A study on onabotulinumtoxinA (Botox) injection into the trigone in Interstitial cystitis/bladder pain syndrome patients threw some doubt on whether Hunner's lesions themselves are the major pain generators, even though the study was not designed for that purpose.
Atlanta-Interstitial cystitis/bladder pain syndrome (IC/BPS) patients with Hunner's lesions often have the worst symptoms, and treating the lesions themselves with cauterization or steroid injection often offers great relief. But a study presented at the AUA annual meeting in Atlanta on onabotulinumtoxinA (Botox) injection into the trigone in these patients threw some doubt on whether the lesions themselves are the major pain generators, even though the study was not designed for that purpose.
It was designed to compare the results of hydrodistention and trigonal onabotulinumtoxinA injection in these patients. The controlled, randomized trial of 32 patients was conducted by urologists at Moscow State Medical Stomatological University and presented by co-author Dmitry Pushkar, MD, professor and chair of urology at the university. The authors used 10 injections of 10 U of onabotulinumtoxinA in 10 mL of normal saline into the trigone only, based on studies by Rui Pinto, MD, and colleagues at the Hospital de São João in Porto, Portugal, who pioneered the technique in IC/BPS patients.
What the Russian researchers found was that O'Leary-Sant Symptom and Problem Index scores, pain scores on a 10-point visual analog scale, and quality of life scores all improved significantly from baseline in both groups and that the improvement was about the same at 3 months.
Botulinum patients fare better at 1 month
The patients who received the onabotulinumtoxinA trigonal injections fared much better than the hydrodistention patients at this earlier date. For example, in answer to the question on the O'Leary-Sant Symptom Index regarding pain or burning in the bladder during the past month, the hydrodistention patients had their scores drop from a mean of about 3.5 to about 2.5 at that time, whereas the onabotulinumtoxinA patients' scores dropped to almost 0.5. On the Problem Index question on whether burning, pain, discomfort, or pressure in the bladder had been a problem in the last month, the hydrodistention patients' scores dropped modestly from about 3.5 to 2.5, whereas the onabotulinumtoxinA patients' scores dropped to an average of about 1.5 after 1 month.
Urinary retention has been a concern with onabotulinumtoxinA injection, but in the patients who were treated by the intratrigonal technique in this study, there were no increases in the amount of residual urine, no decrease in uroflow rates, and no significant upper urinary tract retention evidenced by renal ultrasound.
The technique provoked some reaction from a Danish urologist who wondered why the Russian team chose the trigone while the pain generator was in the bladder. But Francisco Cruz, MD, a member of the Portuguese team that did the first study of intratrigonal injection in IC patients, rose to the microphone to say that the answer was simple.

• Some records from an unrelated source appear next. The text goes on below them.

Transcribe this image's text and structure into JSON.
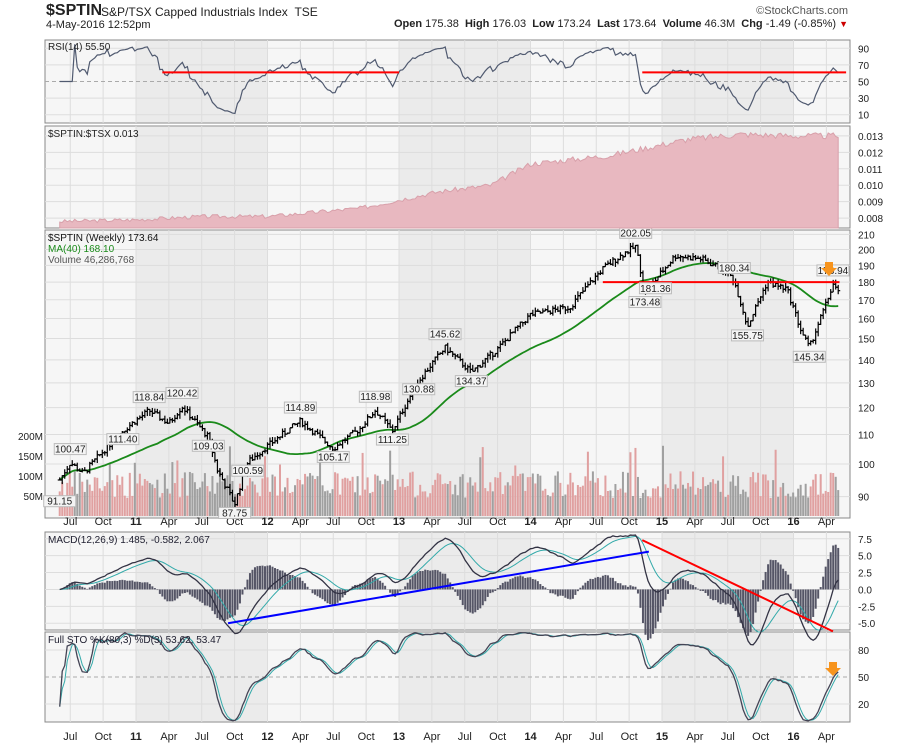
{
  "header": {
    "symbol": "$SPTIN",
    "name": "S&P/TSX Capped Industrials Index",
    "exchange": "TSE",
    "date": "4-May-2016 12:52pm",
    "copyright": "©StockCharts.com",
    "open_label": "Open",
    "open": "175.38",
    "high_label": "High",
    "high": "176.03",
    "low_label": "Low",
    "low": "173.24",
    "last_label": "Last",
    "last": "173.64",
    "volume_label": "Volume",
    "volume": "46.3M",
    "chg_label": "Chg",
    "chg": "-1.49 (-0.85%)",
    "chg_icon": "triangle-down-icon"
  },
  "colors": {
    "price": "#000000",
    "ma": "#1a8a1a",
    "volume_up": "#e0a0a0",
    "volume_down": "#a0a0a0",
    "rsi": "#505a70",
    "ratio": "#e8b8c0",
    "trend_red": "#ff0000",
    "trend_blue": "#0000ff",
    "arrow": "#f7941d"
  },
  "chart_data": [
    {
      "type": "line",
      "panel": "RSI",
      "legend": "RSI(14) 55.50",
      "yticks": [
        "90",
        "70",
        "50",
        "30",
        "10"
      ],
      "ylim": [
        0,
        100
      ],
      "resistance": 61,
      "resistance_segments": [
        [
          2011.2,
          2013.0
        ],
        [
          2014.85,
          2016.4
        ]
      ]
    },
    {
      "type": "area",
      "panel": "ratio",
      "legend": "$SPTIN:$TSX 0.013",
      "yticks": [
        "0.013",
        "0.012",
        "0.011",
        "0.010",
        "0.009",
        "0.008"
      ],
      "ylim": [
        0.0074,
        0.0136
      ],
      "anchors": [
        [
          2010.42,
          0.0078
        ],
        [
          2011.0,
          0.0079
        ],
        [
          2011.5,
          0.0081
        ],
        [
          2012.0,
          0.0081
        ],
        [
          2012.7,
          0.0086
        ],
        [
          2013.3,
          0.0096
        ],
        [
          2013.7,
          0.01
        ],
        [
          2014.0,
          0.0113
        ],
        [
          2014.6,
          0.0118
        ],
        [
          2014.9,
          0.0123
        ],
        [
          2015.2,
          0.0128
        ],
        [
          2015.6,
          0.0131
        ],
        [
          2016.0,
          0.013
        ],
        [
          2016.35,
          0.013
        ]
      ]
    },
    {
      "type": "ohlc",
      "panel": "price",
      "legend_price": "$SPTIN (Weekly) 173.64",
      "legend_ma": "MA(40) 168.10",
      "legend_volume": "Volume 46,286,768",
      "yticks": [
        "210",
        "200",
        "190",
        "180",
        "170",
        "160",
        "150",
        "140",
        "130",
        "120",
        "110",
        "100",
        "90"
      ],
      "volume_ticks": [
        "200M",
        "150M",
        "100M",
        "50M"
      ],
      "ylim": [
        84,
        213
      ],
      "anchors": [
        [
          2010.42,
          95
        ],
        [
          2010.5,
          100.47
        ],
        [
          2010.6,
          97
        ],
        [
          2010.9,
          111.4
        ],
        [
          2011.1,
          118.84
        ],
        [
          2011.25,
          114
        ],
        [
          2011.35,
          120.42
        ],
        [
          2011.55,
          109.03
        ],
        [
          2011.62,
          98
        ],
        [
          2011.75,
          87.75
        ],
        [
          2011.85,
          100.59
        ],
        [
          2012.0,
          106
        ],
        [
          2012.25,
          114.89
        ],
        [
          2012.5,
          105.17
        ],
        [
          2012.7,
          112
        ],
        [
          2012.82,
          118.98
        ],
        [
          2012.95,
          111.25
        ],
        [
          2013.15,
          130.88
        ],
        [
          2013.35,
          145.62
        ],
        [
          2013.55,
          134.37
        ],
        [
          2013.75,
          145
        ],
        [
          2014.0,
          162
        ],
        [
          2014.3,
          166
        ],
        [
          2014.55,
          188
        ],
        [
          2014.72,
          198
        ],
        [
          2014.8,
          202.05
        ],
        [
          2014.87,
          173.48
        ],
        [
          2014.95,
          181.36
        ],
        [
          2015.1,
          196
        ],
        [
          2015.3,
          194
        ],
        [
          2015.5,
          186
        ],
        [
          2015.55,
          180.34
        ],
        [
          2015.65,
          155.75
        ],
        [
          2015.8,
          180
        ],
        [
          2015.95,
          176
        ],
        [
          2016.05,
          155
        ],
        [
          2016.12,
          145.34
        ],
        [
          2016.25,
          168
        ],
        [
          2016.3,
          178.94
        ],
        [
          2016.34,
          173.64
        ]
      ],
      "annotations": [
        [
          "100.47",
          2010.5,
          100.47
        ],
        [
          "91.15",
          2010.42,
          91.15
        ],
        [
          "118.84",
          2011.1,
          118.84
        ],
        [
          "111.40",
          2010.9,
          111.4
        ],
        [
          "120.42",
          2011.35,
          120.42
        ],
        [
          "109.03",
          2011.55,
          109.03
        ],
        [
          "87.75",
          2011.75,
          87.75
        ],
        [
          "100.59",
          2011.85,
          100.59
        ],
        [
          "114.89",
          2012.25,
          114.89
        ],
        [
          "105.17",
          2012.5,
          105.17
        ],
        [
          "118.98",
          2012.82,
          118.98
        ],
        [
          "111.25",
          2012.95,
          111.25
        ],
        [
          "145.62",
          2013.35,
          145.62
        ],
        [
          "130.88",
          2013.15,
          130.88
        ],
        [
          "134.37",
          2013.55,
          134.37
        ],
        [
          "202.05",
          2014.8,
          202.05
        ],
        [
          "173.48",
          2014.87,
          173.48
        ],
        [
          "181.36",
          2014.95,
          181.36
        ],
        [
          "180.34",
          2015.55,
          180.34
        ],
        [
          "155.75",
          2015.65,
          155.75
        ],
        [
          "145.34",
          2016.12,
          145.34
        ],
        [
          "178.94",
          2016.3,
          178.94
        ]
      ],
      "resistance": [
        2014.55,
        2016.35,
        180
      ]
    },
    {
      "type": "line",
      "panel": "MACD",
      "legend": "MACD(12,26,9) 1.485, -0.582, 2.067",
      "yticks": [
        "7.5",
        "5.0",
        "2.5",
        "0.0",
        "-2.5",
        "-5.0"
      ],
      "ylim": [
        -6,
        8.5
      ],
      "blue_trendline": [
        [
          2011.7,
          -5.0
        ],
        [
          2014.9,
          5.6
        ]
      ],
      "red_trendline": [
        [
          2014.85,
          7.3
        ],
        [
          2016.3,
          -6.2
        ]
      ]
    },
    {
      "type": "line",
      "panel": "STO",
      "legend": "Full STO %K(80,3) %D(3) 53.62, 53.47",
      "yticks": [
        "80",
        "50",
        "20"
      ],
      "ylim": [
        0,
        100
      ]
    }
  ],
  "xaxis": {
    "labels": [
      [
        "Jul",
        2010.5
      ],
      [
        "Oct",
        2010.75
      ],
      [
        "11",
        2011.0
      ],
      [
        "Apr",
        2011.25
      ],
      [
        "Jul",
        2011.5
      ],
      [
        "Oct",
        2011.75
      ],
      [
        "12",
        2012.0
      ],
      [
        "Apr",
        2012.25
      ],
      [
        "Jul",
        2012.5
      ],
      [
        "Oct",
        2012.75
      ],
      [
        "13",
        2013.0
      ],
      [
        "Apr",
        2013.25
      ],
      [
        "Jul",
        2013.5
      ],
      [
        "Oct",
        2013.75
      ],
      [
        "14",
        2014.0
      ],
      [
        "Apr",
        2014.25
      ],
      [
        "Jul",
        2014.5
      ],
      [
        "Oct",
        2014.75
      ],
      [
        "15",
        2015.0
      ],
      [
        "Apr",
        2015.25
      ],
      [
        "Jul",
        2015.5
      ],
      [
        "Oct",
        2015.75
      ],
      [
        "16",
        2016.0
      ],
      [
        "Apr",
        2016.25
      ]
    ]
  }
}
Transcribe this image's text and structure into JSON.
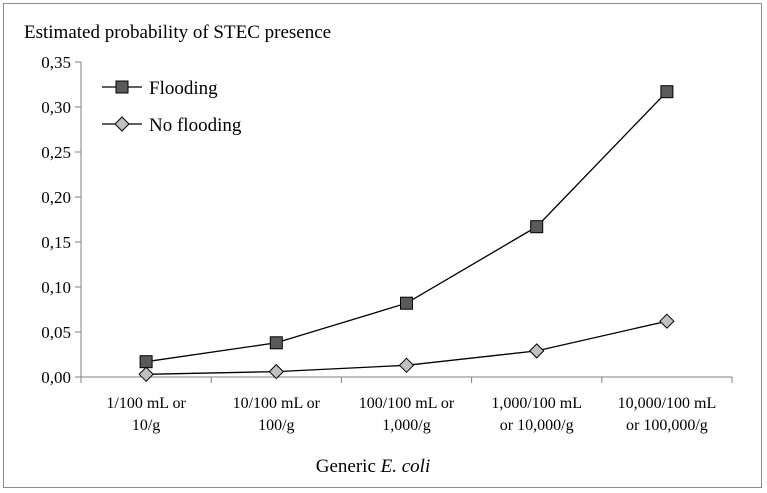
{
  "chart_data": {
    "type": "line",
    "title": "Estimated probability  of STEC presence",
    "xlabel": {
      "prefix": "Generic ",
      "italic": "E. coli"
    },
    "ylabel": "",
    "ylim": [
      0,
      0.35
    ],
    "y_ticks": [
      "0,00",
      "0,05",
      "0,10",
      "0,15",
      "0,20",
      "0,25",
      "0,30",
      "0,35"
    ],
    "y_tick_values": [
      0,
      0.05,
      0.1,
      0.15,
      0.2,
      0.25,
      0.3,
      0.35
    ],
    "categories": [
      [
        "1/100 mL or",
        "10/g"
      ],
      [
        "10/100 mL or",
        "100/g"
      ],
      [
        "100/100 mL  or",
        "1,000/g"
      ],
      [
        "1,000/100 mL",
        "or 10,000/g"
      ],
      [
        "10,000/100 mL",
        "or 100,000/g"
      ]
    ],
    "series": [
      {
        "name": "Flooding",
        "marker": "square",
        "color": "#5a5a5a",
        "values": [
          0.017,
          0.038,
          0.082,
          0.167,
          0.317
        ]
      },
      {
        "name": "No flooding",
        "marker": "diamond",
        "color": "#c0c0c0",
        "values": [
          0.003,
          0.006,
          0.013,
          0.029,
          0.062
        ]
      }
    ],
    "grid": false,
    "legend": "top-left"
  }
}
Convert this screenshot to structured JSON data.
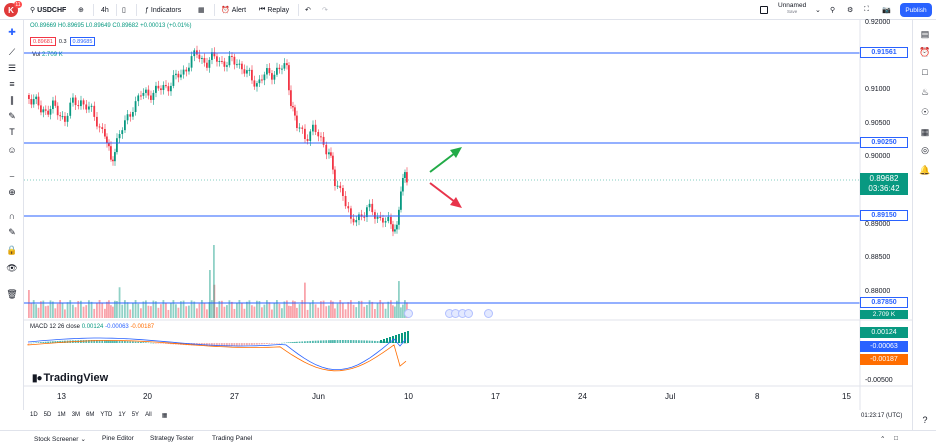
{
  "topbar": {
    "logo_letter": "K",
    "logo_badge": "11",
    "symbol": "USDCHF",
    "interval": "4h",
    "indicators_label": "Indicators",
    "alert_label": "Alert",
    "replay_label": "Replay",
    "layout_name": "Unnamed",
    "layout_status": "Save",
    "publish_label": "Publish"
  },
  "legend": {
    "ohlc": "O0.89669 H0.89695 L0.89649 C0.89682 +0.00013 (+0.01%)",
    "bid": "0.89681",
    "spread": "0.3",
    "ask": "0.89685",
    "vol_label": "Vol",
    "vol_value": "2.709 K"
  },
  "macd": {
    "label": "MACD 12 26 close",
    "v1": "0.00124",
    "v2": "-0.00063",
    "v3": "-0.00187"
  },
  "price_axis": [
    "0.92000",
    "0.91000",
    "0.90500",
    "0.90000",
    "0.89000",
    "0.88500",
    "0.88000"
  ],
  "macd_axis": [
    "-0.00500"
  ],
  "hlines": [
    {
      "label": "0.91561",
      "color": "#2962ff"
    },
    {
      "label": "0.90250",
      "color": "#2962ff"
    },
    {
      "label": "0.89150",
      "color": "#2962ff"
    },
    {
      "label": "0.87850",
      "color": "#2962ff"
    }
  ],
  "current_price": {
    "value": "0.89682",
    "countdown": "03:36:42",
    "color": "#089981"
  },
  "volume_tag": "2.709 K",
  "macd_tags": [
    {
      "value": "0.00124",
      "color": "#089981"
    },
    {
      "value": "-0.00063",
      "color": "#2962ff"
    },
    {
      "value": "-0.00187",
      "color": "#ff6d00"
    }
  ],
  "x_axis": [
    "13",
    "20",
    "27",
    "Jun",
    "10",
    "17",
    "24",
    "Jul",
    "8",
    "15"
  ],
  "timeframes": [
    "1D",
    "5D",
    "1M",
    "3M",
    "6M",
    "YTD",
    "1Y",
    "5Y",
    "All"
  ],
  "clock": "01:23:17 (UTC)",
  "brand": "TradingView",
  "bottombar": {
    "items": [
      "Stock Screener",
      "Pine Editor",
      "Strategy Tester",
      "Trading Panel"
    ]
  },
  "colors": {
    "up": "#089981",
    "down": "#f23645",
    "line": "#2962ff",
    "arrow_up": "#22ab47",
    "arrow_down": "#e8344b"
  }
}
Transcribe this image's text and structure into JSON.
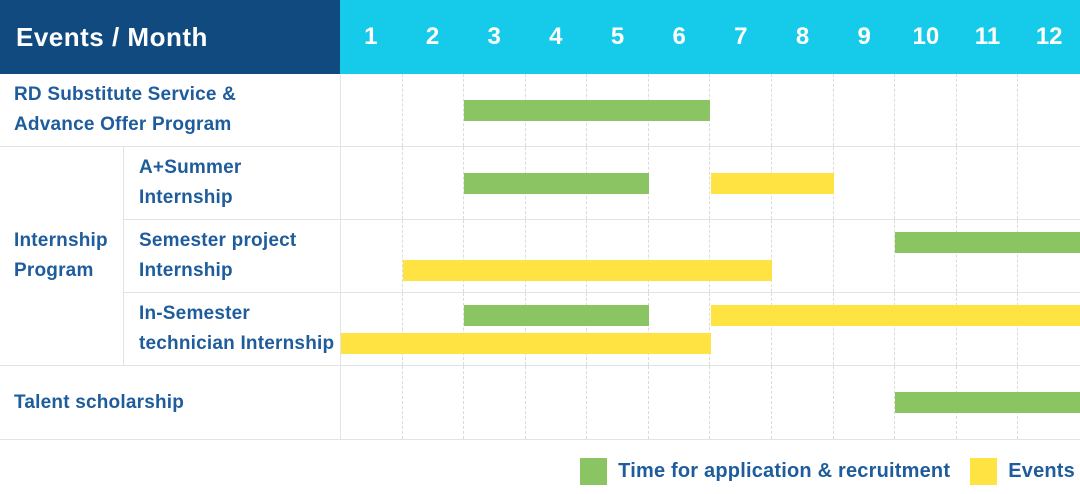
{
  "header": {
    "title": "Events / Month",
    "months": [
      "1",
      "2",
      "3",
      "4",
      "5",
      "6",
      "7",
      "8",
      "9",
      "10",
      "11",
      "12"
    ]
  },
  "group": {
    "label_lines": [
      "Internship",
      "Program"
    ]
  },
  "rows": [
    {
      "id": "rd-substitute-advance-offer",
      "type": "full",
      "label_lines": [
        "RD Substitute Service &",
        "Advance Offer Program"
      ],
      "bars": [
        {
          "color": "green",
          "start": 3,
          "end": 6,
          "line": "center"
        }
      ]
    },
    {
      "id": "a-plus-summer-internship",
      "type": "sub",
      "label_lines": [
        "A+Summer",
        "Internship"
      ],
      "bars": [
        {
          "color": "green",
          "start": 3,
          "end": 5,
          "line": "center"
        },
        {
          "color": "yellow",
          "start": 7,
          "end": 8,
          "line": "center"
        }
      ]
    },
    {
      "id": "semester-project-internship",
      "type": "sub",
      "label_lines": [
        "Semester project",
        "Internship"
      ],
      "bars": [
        {
          "color": "green",
          "start": 10,
          "end": 12,
          "line": "top"
        },
        {
          "color": "yellow",
          "start": 2,
          "end": 7,
          "line": "bottom"
        }
      ]
    },
    {
      "id": "in-semester-technician-internship",
      "type": "sub",
      "label_lines": [
        "In-Semester",
        "technician Internship"
      ],
      "bars": [
        {
          "color": "green",
          "start": 3,
          "end": 5,
          "line": "top"
        },
        {
          "color": "yellow",
          "start": 7,
          "end": 12,
          "line": "top"
        },
        {
          "color": "yellow",
          "start": 1,
          "end": 6,
          "line": "bottom"
        }
      ]
    },
    {
      "id": "talent-scholarship",
      "type": "full",
      "label_lines": [
        "Talent scholarship"
      ],
      "bars": [
        {
          "color": "green",
          "start": 10,
          "end": 12,
          "line": "center"
        }
      ]
    }
  ],
  "legend": {
    "items": [
      {
        "id": "application-recruitment",
        "color": "green",
        "label": "Time for application & recruitment"
      },
      {
        "id": "events",
        "color": "yellow",
        "label": "Events"
      }
    ]
  },
  "colors": {
    "header_bg": "#114A7F",
    "months_bg": "#15CBE9",
    "text_blue": "#1E5C9C",
    "green": "#8BC563",
    "yellow": "#FFE342",
    "border": "#E3E3E3",
    "grid_dash": "#DBDBDB"
  },
  "chart_data": {
    "type": "bar",
    "subtype": "gantt-timeline",
    "title": "Events / Month",
    "x_axis": {
      "label": "Month",
      "ticks": [
        1,
        2,
        3,
        4,
        5,
        6,
        7,
        8,
        9,
        10,
        11,
        12
      ],
      "range": [
        1,
        12
      ]
    },
    "grid": "dashed-vertical-month-lines",
    "legend_position": "bottom-right",
    "series_legend": [
      "Time for application & recruitment",
      "Events"
    ],
    "rows": [
      {
        "event": "RD Substitute Service & Advance Offer Program",
        "group": null,
        "spans": [
          {
            "series": "Time for application & recruitment",
            "start_month": 3,
            "end_month": 6
          }
        ]
      },
      {
        "event": "A+Summer Internship",
        "group": "Internship Program",
        "spans": [
          {
            "series": "Time for application & recruitment",
            "start_month": 3,
            "end_month": 5
          },
          {
            "series": "Events",
            "start_month": 7,
            "end_month": 8
          }
        ]
      },
      {
        "event": "Semester project Internship",
        "group": "Internship Program",
        "spans": [
          {
            "series": "Time for application & recruitment",
            "start_month": 10,
            "end_month": 12
          },
          {
            "series": "Events",
            "start_month": 2,
            "end_month": 7
          }
        ]
      },
      {
        "event": "In-Semester technician Internship",
        "group": "Internship Program",
        "spans": [
          {
            "series": "Time for application & recruitment",
            "start_month": 3,
            "end_month": 5
          },
          {
            "series": "Events",
            "start_month": 7,
            "end_month": 12
          },
          {
            "series": "Events",
            "start_month": 1,
            "end_month": 6
          }
        ]
      },
      {
        "event": "Talent scholarship",
        "group": null,
        "spans": [
          {
            "series": "Time for application & recruitment",
            "start_month": 10,
            "end_month": 12
          }
        ]
      }
    ]
  }
}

"The majority of nociceptive fibers in the bladder are located in the trigone, so, from a logical point of view, there is no good reason to spread botulinum toxin throughout the entire bladder if most of the nociceptive fibers are located in the trigone. Doing that, we can also decrease the risk of urinary retention, which is a problem," Dr. Cruz said.
Dr. Cruz, as a Taiwanese urologist pointed out, did have a study published on intratrigonal onabotulinumtoxinA injection in more typical IC patients and wondered why the Russian team selected Hunner's lesion patients, but Dr. Pushkar pointed out that one of their study aims was to test the idea that the trigone was the major nociceptive area in IC patients.
For urologists who might try this technique, Dr. Pushkar pointed out that both techniques must be performed under general anesthesia and further explained that the team tried to avoid any kind of distention in the injection group because it prompts bleeding, making injection difficult.
"Anything we can do to keep these therapies as noninvasive as possible will probably benefit the patient," pointed out session co-chair Robert Moldwin, MD, associate professor of urology at the Hofstra North Shore Long Island Jewish School of Medicine, New Hyde Park, NY.